Listen to the way today’s teenagers talk, and one will realize we’re witnessing the death of chivalry in this country. Here are 10 words or phrases that are more endangered than all of the monkey tree frogs and fanged bats combined.
10. Hello and goodbye
On my daily walks, I often pass many others, and only about 20 percent of them bother to acknowledge my existence in any way.
Mostly it’s because they are listening to loud music through their earbuds or they are too busy yelling at their smartphones.
When I was a kid, we got a kick out of using creative ways to say goodbye. We used phrases like, “See you later alligator, after a while crocodile and see you around like a donut.”
9. I’m sorry
Heavens to Murgatroyd, I haven’t heard anyone take responsibility for anything they’ve said or done since I was knee high to a grasshopper.
8. Excuse me
This is a derivative or subspecies of the phrase “Come again.”
Nowadays, teenagers are more apt to say, “Whatchu talkin’ about?”
7. Thank you
The last time I got a thank you note in the mail was during the Nixon administration. And, e-mail thank you’s don’t count because they are too easy.
To show someone real appreciation, a person should have to look for a Hallmark card, buy a stamp and go to the Post Office.
6. No, thank you
This idiom has been replaced by, “Get lost,” or “For the 100th time, please take my name off of your list and tell your computer to quit robo-calling me.”
5. How are you?
This query used to show one’s sincere interest in a person’s physical well-being.
Now, it’s only heard when the beneficiary of a sick, elderly, rich person wants to know when they intend to bite the dust and if there is anything said recipient could do to hasten such an outcome.
4. You’re welcome
This phrase went out with Betamax, get the lead out, cut a rug, soda jerks and hobos. The updated version is, “No problemo.”
3. Let me get that for you
This phrase was last heard in 1987 and was used when a man would open the door for a lady, or a bus full of ladies from the rest home.
A gentleman did this even if it meant not getting his favorite seat by the window because one of the ladies took it.
2. I beg your pardon
This was used by the older, more well-bred and civilized people of my youth.
Those of us on the playground used the alternative phrase, “Liar, liar, pants on fire.”

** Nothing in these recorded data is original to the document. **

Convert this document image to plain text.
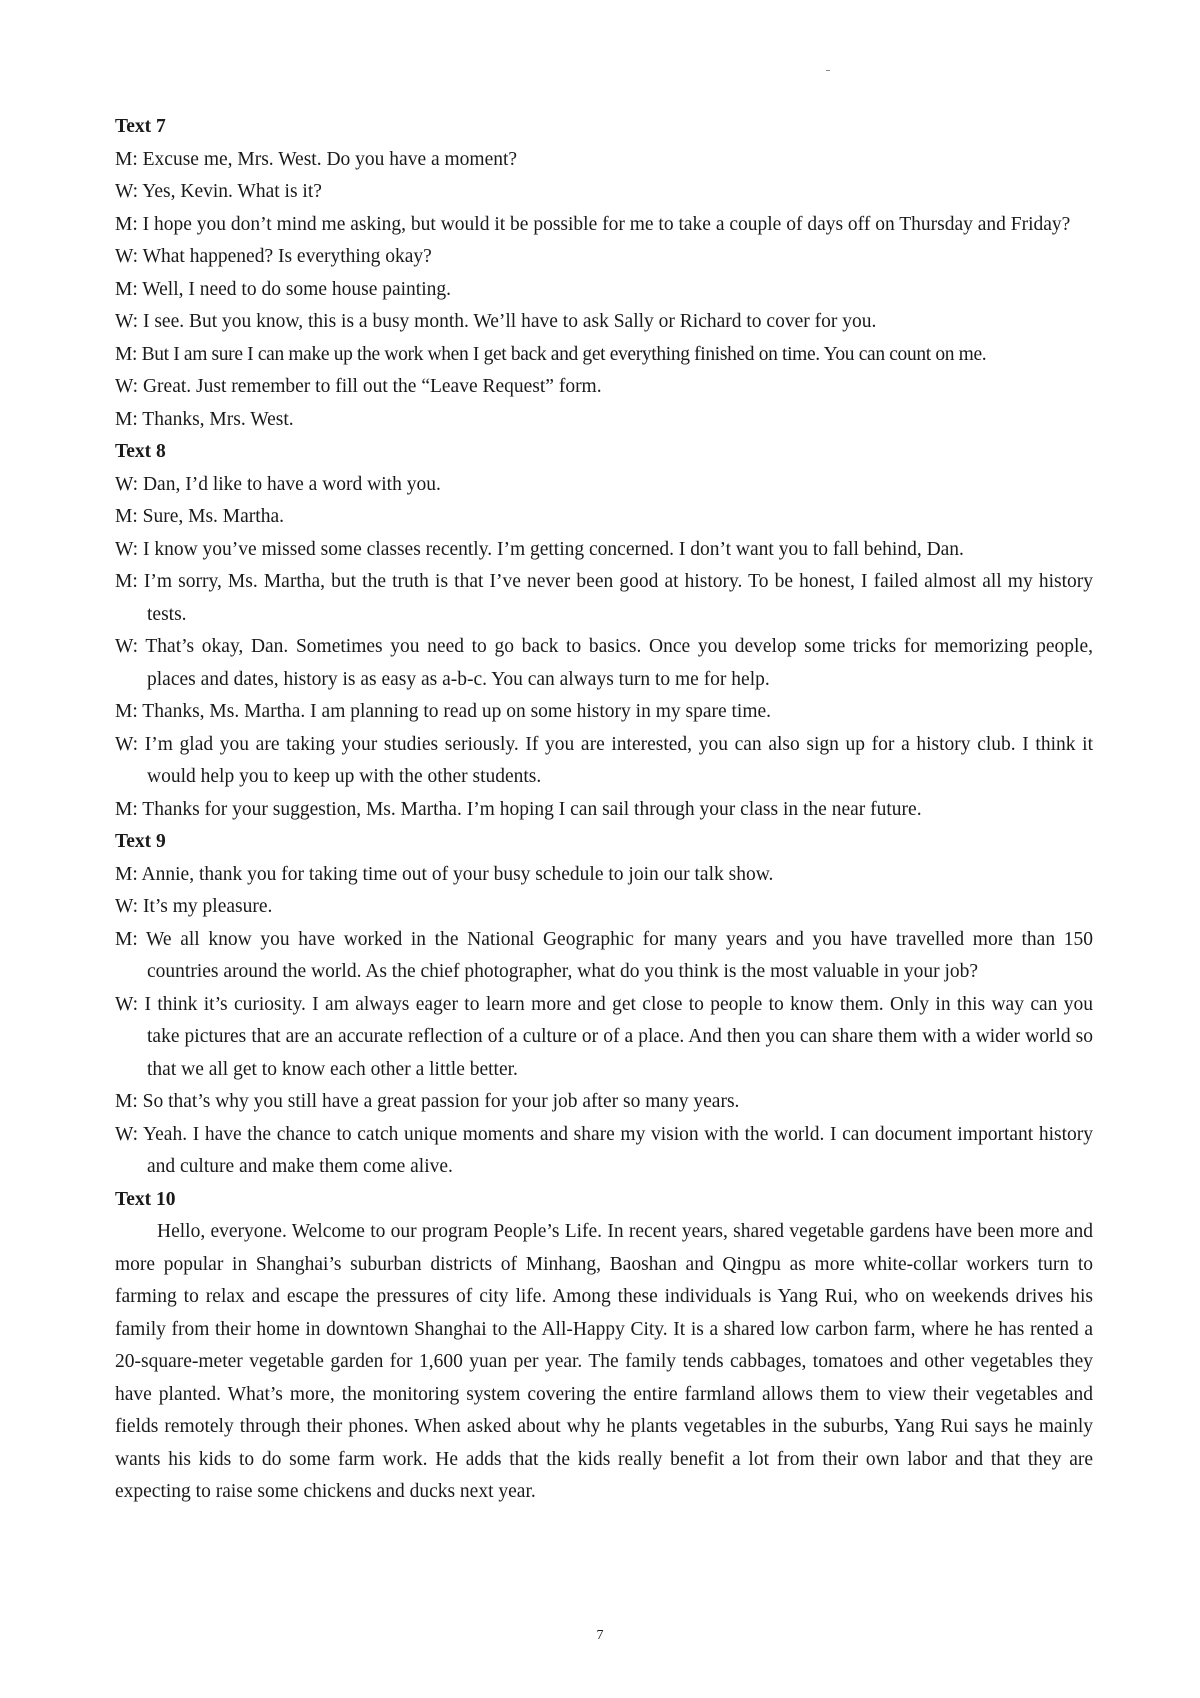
Text 7

M: Excuse me, Mrs. West. Do you have a moment?

W: Yes, Kevin. What is it?

M: I hope you don’t mind me asking, but would it be possible for me to take a couple of days off on Thursday and Friday?

W: What happened? Is everything okay?

M: Well, I need to do some house painting.

W: I see. But you know, this is a busy month. We’ll have to ask Sally or Richard to cover for you.

M: But I am sure I can make up the work when I get back and get everything finished on time. You can count on me.

W: Great. Just remember to fill out the “Leave Request” form.

M: Thanks, Mrs. West.

Text 8

W: Dan, I’d like to have a word with you.

M: Sure, Ms. Martha.

W: I know you’ve missed some classes recently. I’m getting concerned. I don’t want you to fall behind, Dan.

M: I’m sorry, Ms. Martha, but the truth is that I’ve never been good at history. To be honest, I failed almost all my history tests.

W: That’s okay, Dan. Sometimes you need to go back to basics. Once you develop some tricks for memorizing people, places and dates, history is as easy as a-b-c. You can always turn to me for help.

M: Thanks, Ms. Martha. I am planning to read up on some history in my spare time.

W: I’m glad you are taking your studies seriously. If you are interested, you can also sign up for a history club. I think it would help you to keep up with the other students.

M: Thanks for your suggestion, Ms. Martha. I’m hoping I can sail through your class in the near future.

Text 9

M: Annie, thank you for taking time out of your busy schedule to join our talk show.

W: It’s my pleasure.

M: We all know you have worked in the National Geographic for many years and you have travelled more than 150 countries around the world. As the chief photographer, what do you think is the most valuable in your job?

W: I think it’s curiosity. I am always eager to learn more and get close to people to know them. Only in this way can you take pictures that are an accurate reflection of a culture or of a place. And then you can share them with a wider world so that we all get to know each other a little better.

M: So that’s why you still have a great passion for your job after so many years.

W: Yeah. I have the chance to catch unique moments and share my vision with the world. I can document important history and culture and make them come alive.

Text 10

Hello, everyone. Welcome to our program People’s Life. In recent years, shared vegetable gardens have been more and more popular in Shanghai’s suburban districts of Minhang, Baoshan and Qingpu as more white-collar workers turn to farming to relax and escape the pressures of city life. Among these individuals is Yang Rui, who on weekends drives his family from their home in downtown Shanghai to the All-Happy City. It is a shared low carbon farm, where he has rented a 20-square-meter vegetable garden for 1,600 yuan per year. The family tends cabbages, tomatoes and other vegetables they have planted. What’s more, the monitoring system covering the entire farmland allows them to view their vegetables and fields remotely through their phones. When asked about why he plants vegetables in the suburbs, Yang Rui says he mainly wants his kids to do some farm work. He adds that the kids really benefit a lot from their own labor and that they are expecting to raise some chickens and ducks next year.

7
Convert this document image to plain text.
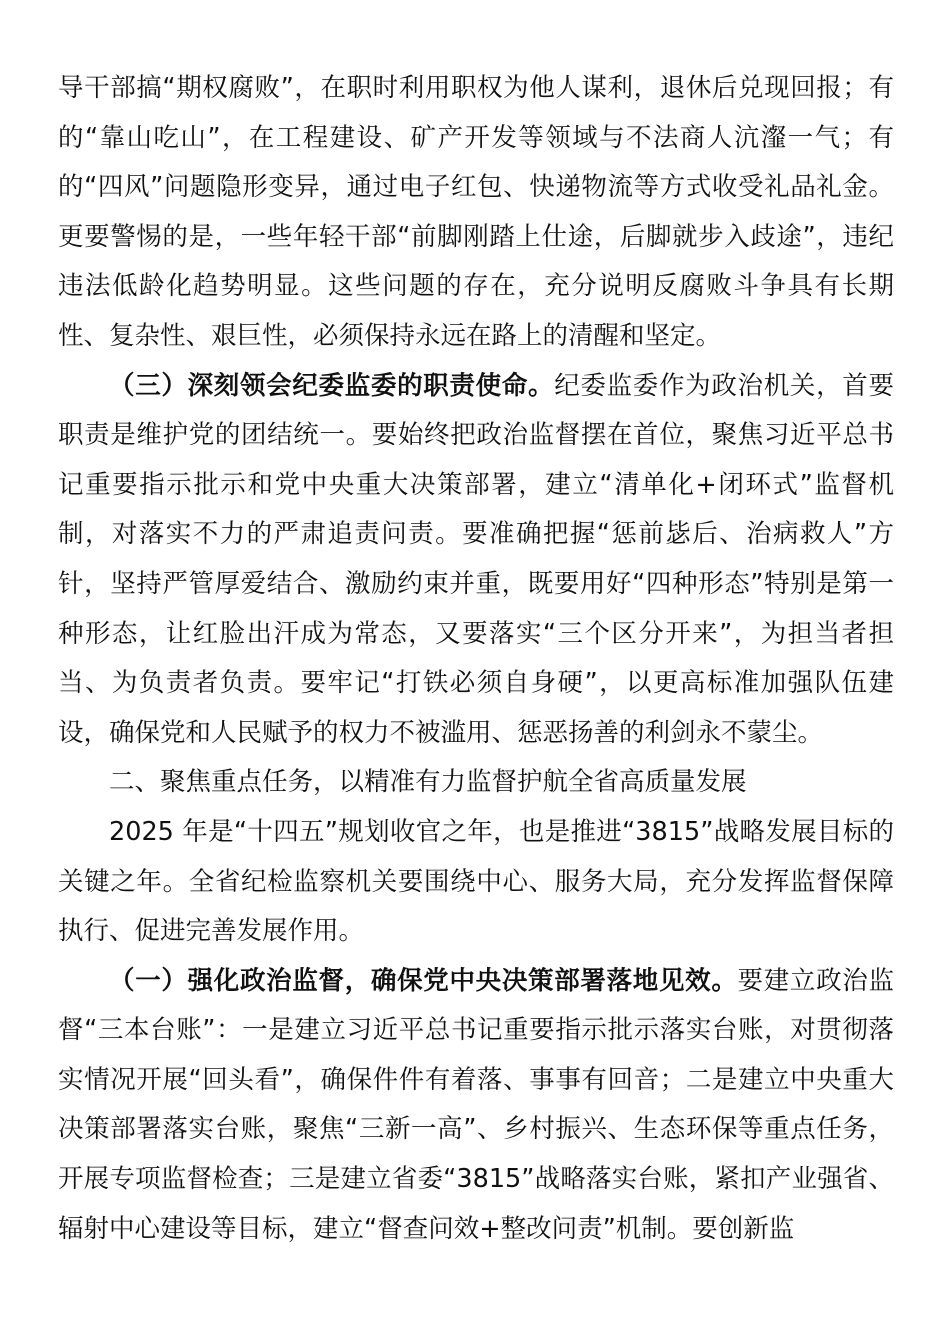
导干部搞“期权腐败”，在职时利用职权为他人谋利，退休后兑现回报；有的“靠山吃山”，在工程建设、矿产开发等领域与不法商人沆瀣一气；有的“四风”问题隐形变异，通过电子红包、快递物流等方式收受礼品礼金。更要警惕的是，一些年轻干部“前脚刚踏上仕途，后脚就步入歧途”，违纪违法低龄化趋势明显。这些问题的存在，充分说明反腐败斗争具有长期性、复杂性、艰巨性，必须保持永远在路上的清醒和坚定。

（三）深刻领会纪委监委的职责使命。纪委监委作为政治机关，首要职责是维护党的团结统一。要始终把政治监督摆在首位，聚焦习近平总书记重要指示批示和党中央重大决策部署，建立“清单化+闭环式”监督机制，对落实不力的严肃追责问责。要准确把握“惩前毖后、治病救人”方针，坚持严管厚爱结合、激励约束并重，既要用好“四种形态”特别是第一种形态，让红脸出汗成为常态，又要落实“三个区分开来”，为担当者担当、为负责者负责。要牢记“打铁必须自身硬”，以更高标准加强队伍建设，确保党和人民赋予的权力不被滥用、惩恶扬善的利剑永不蒙尘。

二、聚焦重点任务，以精准有力监督护航全省高质量发展

2025 年是“十四五”规划收官之年，也是推进“3815”战略发展目标的关键之年。全省纪检监察机关要围绕中心、服务大局，充分发挥监督保障执行、促进完善发展作用。

（一）强化政治监督，确保党中央决策部署落地见效。要建立政治监督“三本台账”：一是建立习近平总书记重要指示批示落实台账，对贯彻落实情况开展“回头看”，确保件件有着落、事事有回音；二是建立中央重大决策部署落实台账，聚焦“三新一高”、乡村振兴、生态环保等重点任务，开展专项监督检查；三是建立省委“3815”战略落实台账，紧扣产业强省、辐射中心建设等目标，建立“督查问效+整改问责”机制。要创新监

This polite expression is older than Methusala and was used when someone said or did something that flabbergasted you. Since no one is flabbergasted any more, or has any idea of who Methusala is, people just say, “Chu messin’ with me, man?”
1. Please
A polite request as in, “PLEASE Mister Big Shot, would you turn off that obnoxious phone or go outside to talk. I’m trying to enjoy a $45 lunch with my wife and don’t need to know about your booming business, your sorry relationships or your otherwise egotistical existence.”